When completed, the EWP-EDF One wave energy project will include 10 floaters connected to one conversion unit, which is already installed onsite. The EWP-EDF One conversion unit is located on land, similar to a normal power station, which enables easy access for operation and maintenance. This highlights the significant advantages of the EWP onshore technology, in comparison to offshore solutions.
How it works
The floaters draw energy from incoming waves by converting the rising and falling motion of the waves into a clean energy generation process. More precisely, the movement of the floaters compresses and decompresses hydraulic pistons which transmit bio-degradable hydraulic fluid into land located accumulators. In the accumulators, pressure is built, which rotates a hydraulic motor, which in turn rotates the generator, and then the electricity is transferred into the grid, via an inverter.
The fluid, after decompression, flows back into the hydraulic fluid tank, where it is then re-used by the pistons, thus creating a closed circulatory system. The system commences production of electricity from wave heights of 0.5 meters.
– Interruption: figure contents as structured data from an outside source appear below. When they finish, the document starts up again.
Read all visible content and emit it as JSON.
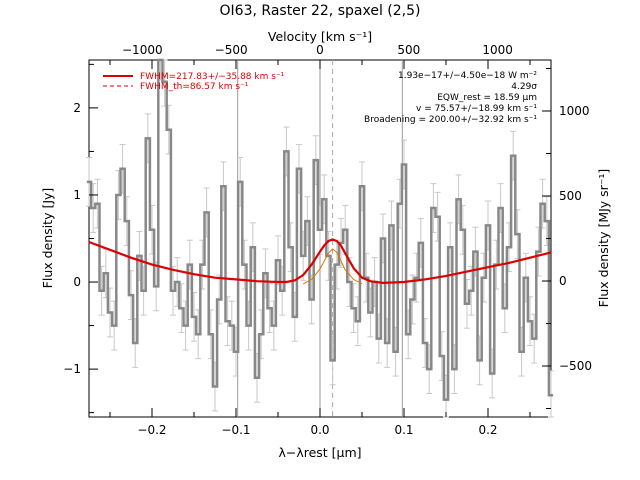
{
  "chart_data": {
    "type": "line",
    "title": "OI63, Raster 22, spaxel (2,5)",
    "xlabel": "λ−λrest [μm]",
    "ylabel": "Flux density [Jy]",
    "top_xlabel": "Velocity [km s⁻¹]",
    "right_ylabel": "Flux density [MJy sr⁻¹]",
    "xlim": [
      -0.275,
      0.275
    ],
    "ylim": [
      -1.55,
      2.55
    ],
    "top_xlim": [
      -1300,
      1300
    ],
    "right_ylim": [
      -800,
      1300
    ],
    "x_ticks": [
      -0.2,
      -0.1,
      0.0,
      0.1,
      0.2
    ],
    "x_tick_labels": [
      "−0.2",
      "−0.1",
      "0.0",
      "0.1",
      "0.2"
    ],
    "y_ticks": [
      -1,
      0,
      1,
      2
    ],
    "y_tick_labels": [
      "−1",
      "0",
      "1",
      "2"
    ],
    "top_ticks": [
      -1000,
      -500,
      0,
      500,
      1000
    ],
    "top_tick_labels": [
      "−1000",
      "−500",
      "0",
      "500",
      "1000"
    ],
    "right_ticks": [
      -500,
      0,
      500,
      1000
    ],
    "right_tick_labels": [
      "−500",
      "0",
      "500",
      "1000"
    ],
    "vertical_lines": [
      -0.098,
      0.0,
      0.098
    ],
    "dashed_line_x": 0.015,
    "legend": [
      {
        "label": "FWHM=217.83+/−35.88 km s⁻¹",
        "style": "solid",
        "color": "#dd0000"
      },
      {
        "label": "FWHM_th=86.57 km s⁻¹",
        "style": "dashed",
        "color": "#dd0000"
      }
    ],
    "annotations": [
      "1.93e−17+/−4.50e−18 W m⁻²",
      "4.29σ",
      "EQW_rest = 18.59 μm",
      "v = 75.57+/−18.99 km s⁻¹",
      "Broadening = 200.00+/−32.92 km s⁻¹"
    ],
    "series": [
      {
        "name": "Data",
        "color": "#888888",
        "x": [
          -0.275,
          -0.27,
          -0.265,
          -0.26,
          -0.255,
          -0.25,
          -0.245,
          -0.24,
          -0.235,
          -0.23,
          -0.225,
          -0.22,
          -0.215,
          -0.21,
          -0.205,
          -0.2,
          -0.195,
          -0.19,
          -0.185,
          -0.18,
          -0.175,
          -0.17,
          -0.165,
          -0.16,
          -0.155,
          -0.15,
          -0.145,
          -0.14,
          -0.135,
          -0.13,
          -0.125,
          -0.12,
          -0.115,
          -0.11,
          -0.105,
          -0.1,
          -0.095,
          -0.09,
          -0.085,
          -0.08,
          -0.075,
          -0.07,
          -0.065,
          -0.06,
          -0.055,
          -0.05,
          -0.045,
          -0.04,
          -0.035,
          -0.03,
          -0.025,
          -0.02,
          -0.015,
          -0.01,
          -0.005,
          0.0,
          0.005,
          0.01,
          0.015,
          0.02,
          0.025,
          0.03,
          0.035,
          0.04,
          0.045,
          0.05,
          0.055,
          0.06,
          0.065,
          0.07,
          0.075,
          0.08,
          0.085,
          0.09,
          0.095,
          0.1,
          0.105,
          0.11,
          0.115,
          0.12,
          0.125,
          0.13,
          0.135,
          0.14,
          0.145,
          0.15,
          0.155,
          0.16,
          0.165,
          0.17,
          0.175,
          0.18,
          0.185,
          0.19,
          0.195,
          0.2,
          0.205,
          0.21,
          0.215,
          0.22,
          0.225,
          0.23,
          0.235,
          0.24,
          0.245,
          0.25,
          0.255,
          0.26,
          0.265,
          0.27,
          0.275
        ],
        "y": [
          1.15,
          0.85,
          0.9,
          -0.1,
          0.1,
          -0.35,
          -0.5,
          1.0,
          1.3,
          0.7,
          -0.15,
          -0.7,
          0.3,
          -0.1,
          1.65,
          0.6,
          -0.05,
          2.6,
          2.3,
          1.75,
          -0.1,
          0.0,
          -0.3,
          -0.5,
          0.2,
          -0.4,
          -0.6,
          0.2,
          0.8,
          -0.6,
          -1.2,
          -0.2,
          1.1,
          -0.45,
          -0.5,
          -0.8,
          1.15,
          0.2,
          -0.5,
          0.4,
          -1.1,
          -0.6,
          0.1,
          -0.3,
          -0.5,
          0.25,
          -0.1,
          1.5,
          0.4,
          -0.4,
          1.3,
          0.3,
          0.7,
          -0.2,
          1.4,
          0.6,
          0.95,
          0.3,
          -0.9,
          0.2,
          0.45,
          0.6,
          0.0,
          -0.3,
          -0.45,
          1.1,
          0.05,
          -0.35,
          0.0,
          -0.65,
          0.5,
          -0.7,
          0.65,
          -0.8,
          0.9,
          1.35,
          -0.6,
          -0.2,
          0.05,
          0.45,
          -0.7,
          -1.0,
          0.85,
          0.75,
          -0.85,
          -1.35,
          0.4,
          -1.0,
          0.95,
          0.6,
          -0.25,
          -0.1,
          0.35,
          -0.9,
          0.05,
          0.65,
          -1.05,
          0.2,
          0.85,
          -0.3,
          0.4,
          1.45,
          0.55,
          -0.8,
          0.05,
          -0.45,
          -0.65,
          0.35,
          0.9,
          0.7,
          -1.3
        ]
      },
      {
        "name": "Fit",
        "color": "#dd0000",
        "x": [
          -0.275,
          -0.25,
          -0.225,
          -0.2,
          -0.175,
          -0.15,
          -0.125,
          -0.1,
          -0.075,
          -0.05,
          -0.04,
          -0.03,
          -0.02,
          -0.01,
          0.0,
          0.005,
          0.01,
          0.015,
          0.02,
          0.025,
          0.03,
          0.04,
          0.05,
          0.06,
          0.075,
          0.1,
          0.125,
          0.15,
          0.175,
          0.2,
          0.225,
          0.25,
          0.275
        ],
        "y": [
          0.46,
          0.37,
          0.28,
          0.2,
          0.14,
          0.09,
          0.05,
          0.03,
          0.01,
          0.0,
          0.0,
          0.02,
          0.08,
          0.2,
          0.35,
          0.42,
          0.47,
          0.49,
          0.47,
          0.42,
          0.33,
          0.16,
          0.05,
          0.01,
          -0.01,
          0.0,
          0.03,
          0.07,
          0.12,
          0.17,
          0.22,
          0.28,
          0.34
        ]
      },
      {
        "name": "Line component",
        "color": "#dd7700",
        "x": [
          -0.02,
          -0.01,
          0.0,
          0.005,
          0.01,
          0.015,
          0.02,
          0.025,
          0.03,
          0.04,
          0.05
        ],
        "y": [
          -0.02,
          0.03,
          0.15,
          0.24,
          0.33,
          0.38,
          0.34,
          0.24,
          0.14,
          0.03,
          -0.02
        ]
      }
    ]
  }
}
The whole operation of the system is controlled and monitored by a smart automation system. Also, when the waves are too high for the system to handle the floaters automatically rise above the water level and stay in the upward position until the storm passes. Once the storm passes, the floaters return to operation mode.
Plans for India
“The Indian market is very interesting for us because it has many different locations like Maharashtra, like Gujarat, which boasts of very large coastlines. According to studies by the government of India, it has a very large wave energy potential that is not yet utilized,” said Braverman.
EWP is in discussion with a number of organizations in India. Currently, it is in collaboration discussions with Non-conventional Energy Development Corporation of Andhra Pradesh Limited (NEDCAP) for the implementation of wave technology in Andhra Pradesh. The company is looking to enter a collaboration agreement with NREDCAP that will assist EWP in securing the site and funding for a pilot in Andhra Pradesh and a large-scale PPA.
EWP is also in collaboration discussions with Agency for New and Renewable Energy Research and Technology (ANERT) and are exploring how both the organisations can work together to implement the system in Kerala.
“Usually we penetrate new markets with partnerships exactly like we’re doing in the new project in Israel with EDF and the French national electrical company. In India, Tata Power and Adani Power will be perfect partners for us and we will be glad to get in touch with them,” said Braverman.
“We can begin with a pilot project and then expand it. Let the citizens, the media, the investment companies see how it works. Many times no matter if it works in Gibraltar, no matter if it works in Israel, they want to see it on their land with all the regulations. So that’s why we penetrate the market through these kinds of partnerships,” she added.